We Need to Update the Peter Principle

Most of y’all will remember the Peter Principle, which says that people in a hierarchy tend to rise to their level of incompetence. In my experience this usually only applies to men, as women are less likely even to be promoted to take advantage of their fullest potential, but let’s go on … I am seeing a variation of the Peter Principle, which says that people in public life rise to the level at which their character flaws are exposed.

For example, Josh Marshall writes about White House doctor Ronny Jackson

It was universally agreed when President Trump nominated him, apparently with no vetting or preparation, that Ronny Jackson was woefully unqualified to serve as Secretary of Veterans Affairs. But he also appeared to be widely respected as the White House doctor who has served not only President Trump but also President Obama. Now accusations are emerging of excessive drinking, creating a hostile work environment and ‘improperly dispensing’ medication.

It’s not sure where these accusations are coming from, and it’s possible they aren’t true. But Josh Marshall points out that being nominated to head the VA was possibly the worst thing that ever happened to Jackson. If he has any sense, he’ll withdraw his name from nomination before something is exposed that costs him the White House job, and maybe his medical license.

And then, take Sean Hannity. Please.

 

The Guardian is reporting that Hannity is connected to fraudulent real estate deals

Sean Hannity’s real estate venture bought houses through a property dealer who was involved in a criminal conspiracy to fraudulently obtain foreclosed homes, according to records reviewed by the Guardian.

In 2012, a shell company linked to the Fox News host bought 11 homes in Georgia that had been purchased by the dealer, Jeff Brock, following foreclosures. Brock transferred the properties to corporate vehicles that sold them on to the Hannity-linked company at a profit.

Brock pleaded guilty in 2016 to federal charges of bank fraud and conspiracy for his role in an operation to rig foreclosure auctions between 2007 and 2012. He was sentenced to six months in prison and had to pay more than $166,000 in fines and restitution.

Some of the houses sold on to the Hannity-linked firm in 2012 had been acquired by Brock from banks later named by prosecutors among his victims. But the justice department declined to identify specific properties sold in the rigged auctions. Hannity has not been accused of any wrongdoing and there is no evidence he was aware that Brock was involved in fraud.

If Hannity hadn’t become an unofficial part of the Trump Administration and connected to Michael Cohen, I doubt anyone would have bothered to sniff around in his real estate empire. It may be Hannity isn’t guilty of anything, but this ought to put a dent in his “champion of the little guy” act.

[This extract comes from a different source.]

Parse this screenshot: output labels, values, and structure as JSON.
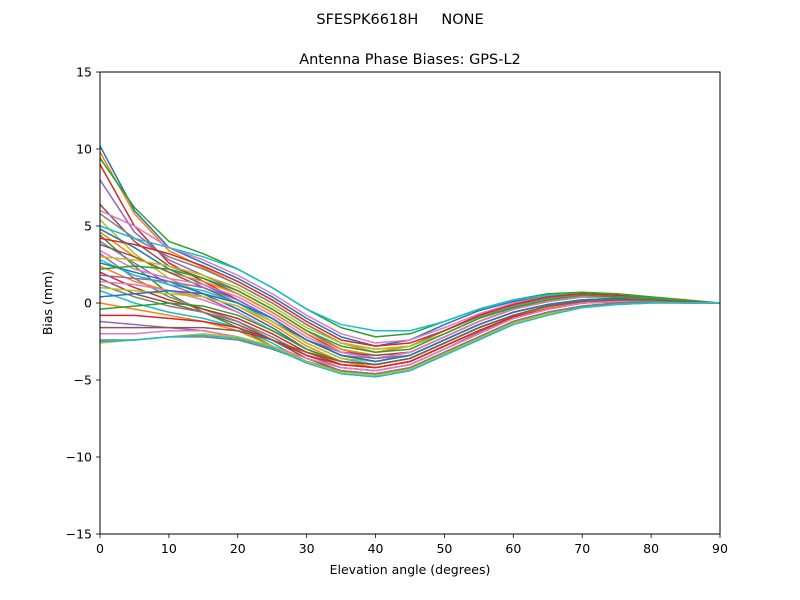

The Biggest Loser in the bunch could well be Trump himself. Much of his sleazebag background has been in the public record for a long time, but nobody really cared as long as he was more or less an entertainer on the teevee. But now that he’s POTUS, he can’t stop people from following dots. And it’s not just the Mueller investigation. The latest little tidbit is that he’s been lying about a trip to Moscow in 2013. Bloomberg reports,

President Donald Trump twice gave James Comey an alibi for why a salacious report about the 2013 Miss Universe pageant in Moscow couldn’t be true: He never even spent the night in Russia during that trip, Trump told the former FBI director, according to Comey’s memos about the conversations.

Yet the broad timeline of Trump’s stay, stretching from Friday, Nov. 8, 2013, through the following Sunday morning, has been widely reported. And it’s substantiated by social media posts that show he slept in Moscow the night before the Miss Universe contest.

Now, flight records obtained by Bloomberg provide fresh details. Combined with existing accounts and Trump’s own social-media posts, they capture two days that, nearly five years later, loom large in the controversy engulfing the White House and at the heart of the Comey memos, which the Justice Department turned over last week to Congress.

Per Comey’s book (which I haven’t read), I understand Trump was obsessed with quashing reports about what he might have done involving activities with hookers during that trip. But if he’d never been elected POTUS, the public never would have cared. Now it’s a big bleeping deal.

And the moral is, if you’ve got something to hide, keep your head down.